The Catoosa County Vision 2020 Committee recently bantered about branding the county’s tourism.

Catoosa County Chairman Bill Clark said one of the key promotion issues is branding — defining who and what the county is for the potential tourist.

“It has to be obvious,” he said. “It has to be attractive.”

Clark said one idea was “Gateway to Southern History,” while committee member Roger Bowman suggested “Historic Catoosa.” Clark also suggested using a design created for his book “History in Catoosa County” as a logo.

The logo includes an outline of the county featuring a horse at full gallop with a soldier riding with sword drawn. A Confederate battle flag waves in the wind behind him. Also, it contains a figure of a pioneer in a coonskin cap carrying a musket is incorporated.

Committee member Phil Erli said during the July 23 meeting at the Catoosa Governmental Building, that the brand needs to be something that is universally understood.

“You’ve got to find something that will appeal to everyone,” he said. “If I come from New Hampshire, I’m not going to know what Catoosa is.”

Erli said people don’t come to Catoosa to find out more about the Native Americans or WW II.

“What we’ve got to offer is our relationship to what happened in the War Between the States,” he said.

Committee member Randall Peters said railroad history is another big part of the county.

Peters said if Catoosa uses a logo that features the Confederate battle flag, it might not appeal to all people.

Erli said the county should focus on what Gen. Patrick Cleburne did in Ringgold, holding off the Union forces at Ringgold Gap as the Confederate army retreated in 1863.

“You could sell that story,” he said.

He suggested a Cleburne event could be the county’s offering during the upcoming 150th Anniversary of the Civil War, which is from 2011-2015.

Discussion moved on with no particular decision about branding other than possibly asking some area-marketing professionals to consider the issue.

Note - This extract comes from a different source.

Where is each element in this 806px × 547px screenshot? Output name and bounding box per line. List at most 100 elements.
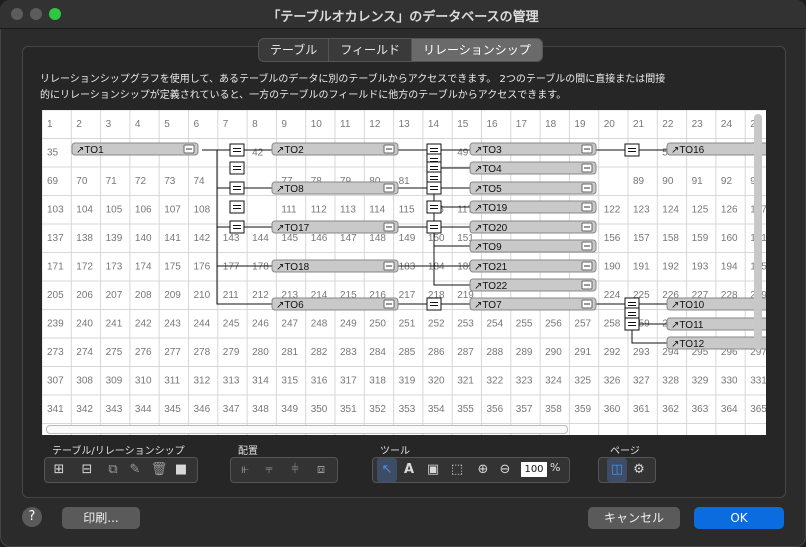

County Manager Ron Brown announced that plans are under way to expand and improve parking along Ooltewah-Ringgold Road to allow better access to the site where the General locomotive ran out of steam during the Great Locomotive Chase during the Civil War.

Committee member Nelson Richardson suggested signage be added to the road advising motorists that they are approaching the site.

Brown also said work is underway cleaning the Battle of Ringgold Gap site making it a better interpretive location for tourists.